Some statistics about MELPA
Full disclaimer first: I am not a statistician nor well versed in statistics. But I was recently very interested in knowing more about MELPA and how it was used. I did a bit of research, wrote a little data massaging script, compiled data here, and went on to gather a few basic statistics about MELPA.
At the time of writing this and when the data massaging script was ran, MELPA had
- 4,548 packages
- 1811 package owners
- 180,821,044 total downloads
The first thing I wanted to know was how many packages were added by year. MELPA started in 2012 and since then its biggest year was 2013 with 755 new packages accepted into the repo. Since then, it has been on the decline.
No surprises here but over 95% of packages are hosted on github.com.
The basic stats are:
- average of 39,908 downloads for a package
- but a median of 1,831 downloads
- with standard deviation of 148,129 downloads
- the package with the fewest downloads was just added and sits at 7 downloads
- the packages with the most downloads is at 2,693,349 downloads
This translates into a very long tail distribution with a huge quantity of packages with "few" downloads and outliers with a very large number of downloads.

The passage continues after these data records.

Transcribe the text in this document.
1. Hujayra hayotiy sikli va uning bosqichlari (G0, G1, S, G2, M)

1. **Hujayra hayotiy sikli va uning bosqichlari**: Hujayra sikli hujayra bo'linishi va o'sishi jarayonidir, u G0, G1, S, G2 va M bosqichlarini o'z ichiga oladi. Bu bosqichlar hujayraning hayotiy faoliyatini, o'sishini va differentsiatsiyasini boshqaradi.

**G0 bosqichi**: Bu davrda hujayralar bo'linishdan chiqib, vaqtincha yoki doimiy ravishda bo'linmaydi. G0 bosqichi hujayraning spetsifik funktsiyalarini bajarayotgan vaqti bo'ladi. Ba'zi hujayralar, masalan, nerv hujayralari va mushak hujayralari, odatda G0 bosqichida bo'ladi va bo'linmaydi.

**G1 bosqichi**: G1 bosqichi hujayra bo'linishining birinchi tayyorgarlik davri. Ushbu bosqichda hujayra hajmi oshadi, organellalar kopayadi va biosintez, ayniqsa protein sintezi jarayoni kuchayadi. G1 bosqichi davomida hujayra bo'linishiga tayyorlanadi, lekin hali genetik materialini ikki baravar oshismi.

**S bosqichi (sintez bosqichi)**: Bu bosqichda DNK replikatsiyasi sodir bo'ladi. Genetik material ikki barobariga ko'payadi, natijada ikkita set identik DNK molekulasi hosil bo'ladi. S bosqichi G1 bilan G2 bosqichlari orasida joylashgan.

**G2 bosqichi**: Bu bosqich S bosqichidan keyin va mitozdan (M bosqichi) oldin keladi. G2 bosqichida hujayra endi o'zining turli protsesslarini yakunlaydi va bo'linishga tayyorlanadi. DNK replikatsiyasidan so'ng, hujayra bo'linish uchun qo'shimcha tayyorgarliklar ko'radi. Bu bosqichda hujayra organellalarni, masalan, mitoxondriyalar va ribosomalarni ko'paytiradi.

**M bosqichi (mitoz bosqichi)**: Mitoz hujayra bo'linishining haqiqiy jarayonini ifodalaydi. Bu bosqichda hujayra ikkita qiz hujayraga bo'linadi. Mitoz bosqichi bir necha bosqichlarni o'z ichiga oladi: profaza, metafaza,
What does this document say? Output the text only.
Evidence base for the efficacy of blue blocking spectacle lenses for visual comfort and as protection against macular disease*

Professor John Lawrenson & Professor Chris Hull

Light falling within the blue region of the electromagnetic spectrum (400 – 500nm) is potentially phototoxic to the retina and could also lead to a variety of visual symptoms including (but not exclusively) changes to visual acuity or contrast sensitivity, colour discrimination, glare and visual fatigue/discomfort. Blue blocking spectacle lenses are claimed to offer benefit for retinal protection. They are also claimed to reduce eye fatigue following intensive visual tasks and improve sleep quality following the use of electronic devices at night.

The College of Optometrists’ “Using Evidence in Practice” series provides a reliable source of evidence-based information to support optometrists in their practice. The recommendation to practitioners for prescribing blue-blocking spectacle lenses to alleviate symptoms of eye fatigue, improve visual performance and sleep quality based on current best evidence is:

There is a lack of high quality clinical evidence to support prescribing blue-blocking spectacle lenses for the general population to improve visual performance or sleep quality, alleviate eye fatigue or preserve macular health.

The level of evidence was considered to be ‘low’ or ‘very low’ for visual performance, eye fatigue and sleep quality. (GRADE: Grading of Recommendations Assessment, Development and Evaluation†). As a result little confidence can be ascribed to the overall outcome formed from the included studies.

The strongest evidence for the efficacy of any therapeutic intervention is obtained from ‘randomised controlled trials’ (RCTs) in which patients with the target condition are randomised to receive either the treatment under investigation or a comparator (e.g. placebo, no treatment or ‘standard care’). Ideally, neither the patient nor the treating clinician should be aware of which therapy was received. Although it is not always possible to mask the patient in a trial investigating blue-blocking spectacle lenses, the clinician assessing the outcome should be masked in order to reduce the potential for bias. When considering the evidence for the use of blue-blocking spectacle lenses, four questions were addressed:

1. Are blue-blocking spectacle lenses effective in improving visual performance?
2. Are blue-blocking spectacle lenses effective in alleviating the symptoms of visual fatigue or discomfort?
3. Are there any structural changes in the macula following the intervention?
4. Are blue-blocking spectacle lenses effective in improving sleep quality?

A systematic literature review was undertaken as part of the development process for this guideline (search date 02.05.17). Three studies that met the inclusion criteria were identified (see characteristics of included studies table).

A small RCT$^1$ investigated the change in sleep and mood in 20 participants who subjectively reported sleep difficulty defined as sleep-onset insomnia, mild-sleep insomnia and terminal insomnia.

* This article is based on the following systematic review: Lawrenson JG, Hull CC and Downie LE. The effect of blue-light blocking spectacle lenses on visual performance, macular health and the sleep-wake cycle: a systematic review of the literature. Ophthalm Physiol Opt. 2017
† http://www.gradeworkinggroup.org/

Not very useful. There are definitely fancy ways of representing long tail data but it will have to be for another time.
More interesting to compare is downloads to months since published.
We can see that a lot of packages stay at a relatively low number of downloads over time meanwhile newer packages can reach a large number of downloads quickly.
Without thinking much, I compared the length of a package name to its download count.
It seems that packages with shorter names get more downloads. My two cents theory is that they are evocative enough or a library with catchy name (ie. dash). On the other hand, packages with very long names can be extensions of extensions like (company-XXX) with more of a niche aspect to begin with.
Earlier I mentioned 1811 unique package owners. I was interested in seeing how many packages does one owner have. Obviously it averages to 2.45 packages per owner, but if I break down into buckets of 1, 2, 3, 4, and 5 and over packages I get this:
Which tells us that about 63% of owners published only 1 package to MELPA.
I had quite a bit of fun looking at these numbers. I could foresee going back to the data with different questions. It would also be neat to get information about the code repositories themselves and interact with the github API to get things like total contributors per packages and number of commits.
And who knows, maybe an interactive page to see charts in more details.